Efforts by the government to catch up with its spending, after months of tepid infrastructure spending due to a delay in the passage of the 2019 national budget, appeared to be paying off with expenditures up 39% in September from last year.

However, more needs to be done as spending in the nine months ended September fell 2.1% short of the government's programme.

The country's third-quarter gross domestic product data will be released on Nov. 7, ahead of the central bank's policy meeting on Nov. 14, its second last for the year.

Annual inflation has declined from a near-decade peak of 6.7% in September and October last year on easing global oil and rice prices, allowing the central bank to reverse some of last year's 175 basis points rate hikes to support growth.

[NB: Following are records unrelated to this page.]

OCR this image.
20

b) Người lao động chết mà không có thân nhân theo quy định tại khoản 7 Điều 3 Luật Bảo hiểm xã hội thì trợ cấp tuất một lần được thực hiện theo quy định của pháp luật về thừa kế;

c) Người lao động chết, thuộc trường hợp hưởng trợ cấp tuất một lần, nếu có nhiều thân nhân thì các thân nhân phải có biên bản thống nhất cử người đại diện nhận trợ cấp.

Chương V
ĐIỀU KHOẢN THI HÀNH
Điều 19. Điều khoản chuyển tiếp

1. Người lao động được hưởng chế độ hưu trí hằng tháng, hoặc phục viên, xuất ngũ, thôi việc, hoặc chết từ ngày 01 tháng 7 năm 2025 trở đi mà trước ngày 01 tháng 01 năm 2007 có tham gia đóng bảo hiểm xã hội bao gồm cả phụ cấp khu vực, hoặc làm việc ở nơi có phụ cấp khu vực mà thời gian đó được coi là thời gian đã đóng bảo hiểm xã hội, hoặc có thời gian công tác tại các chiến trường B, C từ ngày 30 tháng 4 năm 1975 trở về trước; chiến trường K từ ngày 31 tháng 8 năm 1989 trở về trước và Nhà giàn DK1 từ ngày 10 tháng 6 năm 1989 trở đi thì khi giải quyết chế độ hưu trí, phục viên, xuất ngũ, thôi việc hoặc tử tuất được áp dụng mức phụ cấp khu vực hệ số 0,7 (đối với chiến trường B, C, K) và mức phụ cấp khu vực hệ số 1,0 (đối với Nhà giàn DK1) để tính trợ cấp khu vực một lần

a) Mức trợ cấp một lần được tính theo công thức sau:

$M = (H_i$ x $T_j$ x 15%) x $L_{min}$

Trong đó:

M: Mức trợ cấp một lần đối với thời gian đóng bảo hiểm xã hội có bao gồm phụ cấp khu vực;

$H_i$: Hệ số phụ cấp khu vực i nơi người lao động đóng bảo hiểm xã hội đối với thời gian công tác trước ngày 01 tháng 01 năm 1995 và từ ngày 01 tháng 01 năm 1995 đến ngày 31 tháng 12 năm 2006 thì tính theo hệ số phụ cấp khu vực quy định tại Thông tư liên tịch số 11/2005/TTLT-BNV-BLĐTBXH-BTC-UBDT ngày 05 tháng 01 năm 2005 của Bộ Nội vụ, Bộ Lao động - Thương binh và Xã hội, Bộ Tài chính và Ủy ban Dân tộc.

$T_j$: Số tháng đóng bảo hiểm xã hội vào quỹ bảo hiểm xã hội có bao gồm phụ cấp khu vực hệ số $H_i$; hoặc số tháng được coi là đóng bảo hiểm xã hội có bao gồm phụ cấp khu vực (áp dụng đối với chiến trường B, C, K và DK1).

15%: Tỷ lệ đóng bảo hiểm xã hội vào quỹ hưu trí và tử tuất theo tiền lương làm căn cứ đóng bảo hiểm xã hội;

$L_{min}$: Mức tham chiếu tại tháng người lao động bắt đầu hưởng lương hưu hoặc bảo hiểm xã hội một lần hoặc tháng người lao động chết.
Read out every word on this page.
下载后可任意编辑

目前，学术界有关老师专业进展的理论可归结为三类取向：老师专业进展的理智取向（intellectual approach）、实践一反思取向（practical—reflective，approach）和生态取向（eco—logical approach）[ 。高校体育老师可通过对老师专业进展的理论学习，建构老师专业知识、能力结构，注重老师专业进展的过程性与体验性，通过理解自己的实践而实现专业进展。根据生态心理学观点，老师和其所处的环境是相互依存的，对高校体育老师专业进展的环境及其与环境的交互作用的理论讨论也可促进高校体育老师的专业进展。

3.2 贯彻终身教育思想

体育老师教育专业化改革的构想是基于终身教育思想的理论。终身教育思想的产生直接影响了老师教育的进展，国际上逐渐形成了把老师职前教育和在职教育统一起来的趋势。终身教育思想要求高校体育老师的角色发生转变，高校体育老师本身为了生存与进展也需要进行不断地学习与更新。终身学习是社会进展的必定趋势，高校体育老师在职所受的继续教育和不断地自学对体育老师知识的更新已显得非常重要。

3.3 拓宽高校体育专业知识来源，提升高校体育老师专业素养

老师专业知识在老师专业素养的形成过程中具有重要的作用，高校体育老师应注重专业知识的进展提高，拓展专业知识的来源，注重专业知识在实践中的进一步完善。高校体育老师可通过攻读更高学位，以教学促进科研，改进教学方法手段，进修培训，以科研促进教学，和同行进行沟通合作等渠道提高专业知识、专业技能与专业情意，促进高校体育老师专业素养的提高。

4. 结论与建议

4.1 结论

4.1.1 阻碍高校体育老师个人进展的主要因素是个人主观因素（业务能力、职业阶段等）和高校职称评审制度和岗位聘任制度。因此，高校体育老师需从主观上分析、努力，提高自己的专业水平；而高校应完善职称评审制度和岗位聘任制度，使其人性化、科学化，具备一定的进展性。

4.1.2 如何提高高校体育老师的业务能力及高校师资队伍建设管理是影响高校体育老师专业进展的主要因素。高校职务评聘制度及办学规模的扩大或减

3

The central bank slashed its benchmark interest rate thrice this year by a total of 75 basis points to 4.0% and reduced the reserve requirement ratio (RRR) by 400 basis points to 14%.

Bangko Sentral ng Pilipinas Governor Benjamin Diokno has said there will be no more interest rate and RRR cuts this year, and that policymakers will review economic conditions next year.

Risks to the Philippines' growth outlook remain given the prospect of a global economic slowdown spawned by U.S.-China trade tensions.

Exports growth weakened to 0.6% in August from last year, the slowest pace in five months and receding from 3.5% in July.

Authorities have expressed confidence that the lower end of this year's 6%-7% economic growth target will be met, with a rebound expected in the second half on increased government spending, moderating inflation and easier monetary policy.